O recente episódio que envolveu um grupo de cidadãos sírios, aparentemente refugiados, provenientes da Guiné-Bissau veio recolocar na agenda política o fracasso internacional da viabilização enquanto “Estado” daquele pequeno território na costa ocidental africana.
Minado por grupos de
interesses sustentados no crime organizado, desde o tráfico humano até
ao narcotráfico, a situação interna na Guiné-Bissau não tem parado de se
degradar desde o golpe militar de Abril de 2012.
Hoje, os traços
constituintes de um Estado moderno enquanto modelo de organização humana
praticamente desapareceram da sociedade guineense ou do que dela resta.
De Estado Pária a Estado Falhado, sobrevivendo do crédito internacional
de emergência e da ajuda externa corrente, a Guiné-Bissau
transformou-se nos últimos anos num não-Estado controlado pelo poder do
narcotráfico, fruto da sua situação geoestratégica nos circuitos
internacionais do tráfico de droga provenientes da América Latina e da
aliança entre os poderes locais dominantes e os narcoexportadores
latino-americanos.
Enquanto território, a Guiné-Bissau tem como
“marcas” a pobreza e a insolvência, marcas essas que lhe permitem
sobreviver no limiar da pobreza através de uma bolsa de doadores
internacionais, concedendo o espaço e o tempo necessários às elites
dominantes e seus parceiros internacionais para prosseguirem na senda do
enriquecimento ilícito.
O retrato actual do território condena-o a
cenários constantes de golpes e contra-golpes, causados não por
diferentes concepções políticas ou ideológicas mas por “guerras de
cartéis” em permanente negociação por quotas no submundo regional do
crime organizado.
É um facto que a comunidade internacional não
pode ser poupada à crítica.

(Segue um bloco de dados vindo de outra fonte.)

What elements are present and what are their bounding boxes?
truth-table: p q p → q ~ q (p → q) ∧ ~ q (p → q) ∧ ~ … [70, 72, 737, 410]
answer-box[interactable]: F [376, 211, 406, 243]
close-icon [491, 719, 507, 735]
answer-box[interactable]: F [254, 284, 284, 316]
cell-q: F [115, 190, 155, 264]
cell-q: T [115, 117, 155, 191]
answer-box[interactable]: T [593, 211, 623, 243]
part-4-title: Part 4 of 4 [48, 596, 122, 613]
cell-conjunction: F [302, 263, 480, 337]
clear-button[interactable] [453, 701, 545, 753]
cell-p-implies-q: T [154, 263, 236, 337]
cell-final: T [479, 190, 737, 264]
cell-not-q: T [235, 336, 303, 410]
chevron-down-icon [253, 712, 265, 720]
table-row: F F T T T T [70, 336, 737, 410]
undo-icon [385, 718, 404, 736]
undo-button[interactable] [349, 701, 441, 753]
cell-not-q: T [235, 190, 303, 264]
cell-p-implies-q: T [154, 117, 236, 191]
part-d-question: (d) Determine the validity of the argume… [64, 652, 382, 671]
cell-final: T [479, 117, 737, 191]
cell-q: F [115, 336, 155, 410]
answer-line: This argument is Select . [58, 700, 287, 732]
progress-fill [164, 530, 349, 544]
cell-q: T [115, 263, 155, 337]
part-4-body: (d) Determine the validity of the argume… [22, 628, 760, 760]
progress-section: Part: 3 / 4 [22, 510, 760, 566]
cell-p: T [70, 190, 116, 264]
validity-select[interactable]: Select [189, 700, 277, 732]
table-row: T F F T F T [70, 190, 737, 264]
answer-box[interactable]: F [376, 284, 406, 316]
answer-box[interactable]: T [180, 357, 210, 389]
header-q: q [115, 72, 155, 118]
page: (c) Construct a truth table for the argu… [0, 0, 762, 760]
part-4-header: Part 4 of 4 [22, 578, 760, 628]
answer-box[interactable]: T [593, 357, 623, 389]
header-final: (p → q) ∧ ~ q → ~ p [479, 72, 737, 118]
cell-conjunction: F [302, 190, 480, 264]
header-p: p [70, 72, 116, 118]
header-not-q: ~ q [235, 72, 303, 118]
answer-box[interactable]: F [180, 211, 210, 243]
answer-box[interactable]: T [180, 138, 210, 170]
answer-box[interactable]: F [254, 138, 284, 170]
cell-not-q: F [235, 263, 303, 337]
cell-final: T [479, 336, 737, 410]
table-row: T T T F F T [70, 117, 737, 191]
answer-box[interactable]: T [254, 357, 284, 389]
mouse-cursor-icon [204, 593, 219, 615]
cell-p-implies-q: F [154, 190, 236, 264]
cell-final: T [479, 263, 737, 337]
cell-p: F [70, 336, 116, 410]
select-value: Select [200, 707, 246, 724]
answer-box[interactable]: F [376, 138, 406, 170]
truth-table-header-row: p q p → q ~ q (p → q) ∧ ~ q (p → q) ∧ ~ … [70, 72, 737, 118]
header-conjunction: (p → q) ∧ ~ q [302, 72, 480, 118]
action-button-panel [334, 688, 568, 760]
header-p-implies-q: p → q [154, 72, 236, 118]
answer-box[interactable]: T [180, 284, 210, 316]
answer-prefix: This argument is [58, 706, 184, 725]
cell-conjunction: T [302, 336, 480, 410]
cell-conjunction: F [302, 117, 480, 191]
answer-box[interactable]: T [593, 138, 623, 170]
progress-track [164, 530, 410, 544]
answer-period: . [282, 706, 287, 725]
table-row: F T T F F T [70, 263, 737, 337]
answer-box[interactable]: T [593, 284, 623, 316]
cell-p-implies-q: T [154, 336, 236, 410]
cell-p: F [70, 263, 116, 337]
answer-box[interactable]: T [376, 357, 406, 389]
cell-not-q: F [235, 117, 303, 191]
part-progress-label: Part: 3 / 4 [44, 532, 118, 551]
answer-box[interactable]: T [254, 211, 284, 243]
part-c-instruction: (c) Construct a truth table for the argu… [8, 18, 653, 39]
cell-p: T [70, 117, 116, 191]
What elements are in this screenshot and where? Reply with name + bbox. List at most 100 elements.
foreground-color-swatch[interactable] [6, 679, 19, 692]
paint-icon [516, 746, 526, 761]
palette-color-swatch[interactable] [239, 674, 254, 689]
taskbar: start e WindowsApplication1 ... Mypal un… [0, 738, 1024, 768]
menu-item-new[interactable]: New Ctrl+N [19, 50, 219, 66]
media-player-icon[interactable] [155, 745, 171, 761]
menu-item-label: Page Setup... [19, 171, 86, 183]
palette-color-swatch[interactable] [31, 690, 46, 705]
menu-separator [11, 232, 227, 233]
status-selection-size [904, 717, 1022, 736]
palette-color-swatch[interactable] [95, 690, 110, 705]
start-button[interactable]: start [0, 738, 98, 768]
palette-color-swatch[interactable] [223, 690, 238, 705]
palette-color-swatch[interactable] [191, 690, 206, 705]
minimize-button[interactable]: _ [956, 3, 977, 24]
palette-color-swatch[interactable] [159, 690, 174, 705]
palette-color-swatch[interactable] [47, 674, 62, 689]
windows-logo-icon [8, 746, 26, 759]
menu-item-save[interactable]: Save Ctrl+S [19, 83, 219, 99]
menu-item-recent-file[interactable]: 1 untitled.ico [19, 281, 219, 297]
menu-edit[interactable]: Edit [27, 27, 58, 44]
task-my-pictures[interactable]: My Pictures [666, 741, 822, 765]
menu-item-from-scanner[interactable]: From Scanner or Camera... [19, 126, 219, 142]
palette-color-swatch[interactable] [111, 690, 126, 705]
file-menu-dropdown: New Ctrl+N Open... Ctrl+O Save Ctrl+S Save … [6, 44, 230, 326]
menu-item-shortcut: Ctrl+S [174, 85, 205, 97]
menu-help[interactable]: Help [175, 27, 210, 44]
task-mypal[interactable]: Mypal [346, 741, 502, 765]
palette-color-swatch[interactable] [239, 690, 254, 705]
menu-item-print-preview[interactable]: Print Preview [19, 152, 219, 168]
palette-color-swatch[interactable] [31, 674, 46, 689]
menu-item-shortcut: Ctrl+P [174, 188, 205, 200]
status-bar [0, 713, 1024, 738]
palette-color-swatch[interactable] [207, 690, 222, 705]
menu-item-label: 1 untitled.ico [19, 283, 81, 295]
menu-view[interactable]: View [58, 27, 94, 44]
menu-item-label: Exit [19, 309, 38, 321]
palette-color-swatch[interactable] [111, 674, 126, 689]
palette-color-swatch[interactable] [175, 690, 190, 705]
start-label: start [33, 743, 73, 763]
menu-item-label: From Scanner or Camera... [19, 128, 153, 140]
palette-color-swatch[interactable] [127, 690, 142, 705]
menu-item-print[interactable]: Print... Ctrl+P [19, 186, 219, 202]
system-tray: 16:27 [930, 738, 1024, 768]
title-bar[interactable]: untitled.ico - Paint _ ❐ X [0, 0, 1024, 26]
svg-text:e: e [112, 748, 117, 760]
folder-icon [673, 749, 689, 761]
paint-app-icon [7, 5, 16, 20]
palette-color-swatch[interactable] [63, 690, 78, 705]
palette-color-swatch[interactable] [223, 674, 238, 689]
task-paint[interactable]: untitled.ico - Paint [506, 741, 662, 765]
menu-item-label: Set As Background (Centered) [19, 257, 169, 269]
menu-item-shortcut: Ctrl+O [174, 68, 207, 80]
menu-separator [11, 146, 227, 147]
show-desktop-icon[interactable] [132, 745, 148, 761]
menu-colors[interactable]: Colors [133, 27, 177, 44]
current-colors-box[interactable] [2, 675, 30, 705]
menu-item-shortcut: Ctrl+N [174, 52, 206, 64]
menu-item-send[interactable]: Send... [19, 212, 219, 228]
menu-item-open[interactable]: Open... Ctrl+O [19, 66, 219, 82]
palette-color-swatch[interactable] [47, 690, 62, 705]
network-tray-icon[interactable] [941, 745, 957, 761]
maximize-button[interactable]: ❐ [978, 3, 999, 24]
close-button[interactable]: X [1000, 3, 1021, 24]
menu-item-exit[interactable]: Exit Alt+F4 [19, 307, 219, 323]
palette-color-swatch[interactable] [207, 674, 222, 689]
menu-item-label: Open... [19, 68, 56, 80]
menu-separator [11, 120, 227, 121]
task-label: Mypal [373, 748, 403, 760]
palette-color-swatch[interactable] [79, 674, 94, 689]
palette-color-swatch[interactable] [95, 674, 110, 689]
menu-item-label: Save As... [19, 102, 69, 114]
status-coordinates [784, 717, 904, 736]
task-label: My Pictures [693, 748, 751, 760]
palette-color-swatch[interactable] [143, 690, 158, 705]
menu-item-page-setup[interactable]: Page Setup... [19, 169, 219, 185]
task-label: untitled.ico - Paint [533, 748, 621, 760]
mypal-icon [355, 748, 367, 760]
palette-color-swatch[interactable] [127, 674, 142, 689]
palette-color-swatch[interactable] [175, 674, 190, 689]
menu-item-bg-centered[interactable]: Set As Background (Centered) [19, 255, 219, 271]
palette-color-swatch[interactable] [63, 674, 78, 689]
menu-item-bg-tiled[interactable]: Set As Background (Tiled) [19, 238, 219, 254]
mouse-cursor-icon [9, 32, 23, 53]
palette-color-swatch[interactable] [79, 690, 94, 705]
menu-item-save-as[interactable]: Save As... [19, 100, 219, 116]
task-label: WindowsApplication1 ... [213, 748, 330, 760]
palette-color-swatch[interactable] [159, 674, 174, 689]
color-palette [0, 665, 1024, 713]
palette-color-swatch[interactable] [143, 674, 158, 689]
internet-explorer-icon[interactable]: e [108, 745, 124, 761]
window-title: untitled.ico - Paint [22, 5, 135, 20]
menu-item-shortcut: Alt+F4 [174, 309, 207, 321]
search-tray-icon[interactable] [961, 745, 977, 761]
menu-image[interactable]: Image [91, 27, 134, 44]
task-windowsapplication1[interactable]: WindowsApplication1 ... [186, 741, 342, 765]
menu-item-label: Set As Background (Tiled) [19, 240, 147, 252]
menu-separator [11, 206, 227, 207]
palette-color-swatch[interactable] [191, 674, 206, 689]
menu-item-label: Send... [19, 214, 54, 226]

Se a situação económica da Guiné-Bissau
contribui para a sua irrelevância internacional, os actores
internacionais, em particular os multilaterais, continuam a insistir
numa lógica de ameaça e dissuasão quando tais iniciativas se têm
revelado ineficazes para a promoção de mudanças internas que
possibilitem a emergência a prazo de um Estado que garanta à população
as suas necessidades básicas e que assuma os compromissos internacionais
mais elementares.
É tempo, julga-se, de a comunidade
internacional, sob a bandeira da União Europeia, da Comunidade Económica
dos Estados da África Ocidental, da Comunidade de Países de Língua
Portuguesa, da União Africana e das próprias Nações Unidas, concertar
posições e tomar medidas imediatas de isolamento e sancionamento do
regime em vigor no território como condição prévia à refundação de um
Estado na Guiné-Bissau. A mobilização dos fora multilaterais
terá inevitavelmente de passar por Portugal, que ainda representa a
lusofonia em África, pela França, em nome da francofonia, e por um
conjunto de Estados da região cujas redes de influência política e até
religiosa na região poderão constituir um factor de mudança: Marrocos e
Senegal são dois casos de aconselhável envolvimento numa solução em
Bissau.
A Portugal cabe agora emitir os primeiros sinais fortes,
indo além do simbolismo das intenções e contribuindo assim, talvez
decisivamente, para a recriação de um Estado no território da
Guiné-Bissau.
(in:publico - Pedro Esteves)
Se Marrocos e Senegal se envolverem (ainda mais) só poderá ser para acabar de vez com os laços que ainda unem a Guiné-Bissau à esfera lusófona. Só poderá ser para servir os interesses da francofonia.